Corn is planted in 8-inch twin rows using 38-inch centers. Shortly after planting, weeds are burned once using a row crop burner. A rotary hoe and cultivator are also used to combat weeds.
Also, a crop rotation system is utilized to maintain soil fertility and keep weeds at bay. The rotation starts with the first year of seeded alfalfa followed by two full production years. Over the next two years, corn is planted with cover crops used in between planting and harvest.

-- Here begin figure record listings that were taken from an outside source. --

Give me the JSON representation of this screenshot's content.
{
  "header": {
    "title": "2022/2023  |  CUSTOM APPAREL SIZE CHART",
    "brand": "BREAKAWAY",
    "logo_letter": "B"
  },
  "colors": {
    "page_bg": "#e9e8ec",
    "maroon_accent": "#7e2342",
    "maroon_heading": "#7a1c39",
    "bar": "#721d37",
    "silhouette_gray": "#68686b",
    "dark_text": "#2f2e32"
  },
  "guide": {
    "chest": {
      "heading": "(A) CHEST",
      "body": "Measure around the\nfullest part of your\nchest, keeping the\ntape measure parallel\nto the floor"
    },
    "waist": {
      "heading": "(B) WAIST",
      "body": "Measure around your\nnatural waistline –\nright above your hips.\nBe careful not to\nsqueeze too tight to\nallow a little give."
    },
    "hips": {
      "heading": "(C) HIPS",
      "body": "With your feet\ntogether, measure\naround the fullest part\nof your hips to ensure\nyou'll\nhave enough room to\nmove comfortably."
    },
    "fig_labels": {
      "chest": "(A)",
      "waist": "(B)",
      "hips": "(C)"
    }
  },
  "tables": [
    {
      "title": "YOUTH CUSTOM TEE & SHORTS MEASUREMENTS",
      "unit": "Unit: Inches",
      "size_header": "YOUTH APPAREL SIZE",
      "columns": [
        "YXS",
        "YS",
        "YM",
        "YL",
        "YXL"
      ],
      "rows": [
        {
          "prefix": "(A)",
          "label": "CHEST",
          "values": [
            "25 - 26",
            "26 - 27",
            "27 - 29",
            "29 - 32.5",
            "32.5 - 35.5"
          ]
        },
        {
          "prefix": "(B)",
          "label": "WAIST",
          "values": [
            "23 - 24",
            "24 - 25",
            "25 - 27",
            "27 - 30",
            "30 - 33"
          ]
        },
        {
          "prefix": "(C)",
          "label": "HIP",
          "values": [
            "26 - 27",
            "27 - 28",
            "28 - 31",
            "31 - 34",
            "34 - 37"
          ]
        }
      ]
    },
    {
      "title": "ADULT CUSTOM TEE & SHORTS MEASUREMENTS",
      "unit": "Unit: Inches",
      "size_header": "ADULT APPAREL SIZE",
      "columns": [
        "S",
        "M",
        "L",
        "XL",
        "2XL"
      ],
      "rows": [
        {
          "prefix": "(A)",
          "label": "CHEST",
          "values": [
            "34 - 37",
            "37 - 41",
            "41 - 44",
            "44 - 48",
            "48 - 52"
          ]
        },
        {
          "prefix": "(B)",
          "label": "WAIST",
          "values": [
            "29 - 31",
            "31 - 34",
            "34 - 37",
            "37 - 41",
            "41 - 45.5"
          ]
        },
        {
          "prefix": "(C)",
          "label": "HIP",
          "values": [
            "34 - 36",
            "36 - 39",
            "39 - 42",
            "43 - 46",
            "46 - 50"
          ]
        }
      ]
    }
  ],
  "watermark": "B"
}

Weed pressure in their pastures isn’t much of a problem for the Molitors thanks to clipping and grazing management. However, their challenge is keeping adequate soil potassium levels in an organic system.
Tom, who oversees crop production, uses potassium sulfate and applies 200 pounds per acre per year. “We apply it over three separate applications,” Tom said. “Forty percent is applied when the snow is gone but when the ground is still frozen. Thirty percent is applied after first cutting, and the last 30 percent is applied after second or third cutting. Composted manure is also used to meet plant nutrient needs,” he added.
Another unique aspect about this organic operation is how they manage their hay.
The Molitors don’t condition their hay for a specific reason. “We lay the hay out using the full width of the cut,” Joe shared. “We feel the sugar content of the hay is improved and plants continue to photosynthesize for a longer duration because the stems are not crushed; hay knows it’s dead when it’s conditioned. We also achieve higher protein because there’s no conditioner leaf loss.”
This past spring, the Molitors were able to make “hay in a day” thanks to a dry spring. “Normally for first cut it takes more than one day because of the heavy crop. This year, there’s less forage because of how dry we were,” Joe explained.
The Molitors cut their hay early in the morning, and they start tedding after the dew evaporates. Later in the afternoon, the hay is raked and then baled about an hour later. “Usually, we harvest our baleage at about 50 percent moisture,” Joe stated.
For dry hay, the Molitor’s use a forage conditioner. “It’s too tough to get it dry otherwise,” Joe said.
With Tom at the helm of all things related to crops, Joe at the forefront of managing the herd, and their children having filled every role in between, it’s without a doubt that this farm is a family affair. Though that’s an important component of the operation’s values, it doesn’t guarantee financial success.
“We have to feed good forage and lots of it,” Joe reflected. “That’s what keeps this farm operating at a profitable level.”
This article appeared in the August/September 2018 issue of Hay & Forage Grower on pages 6 to 8.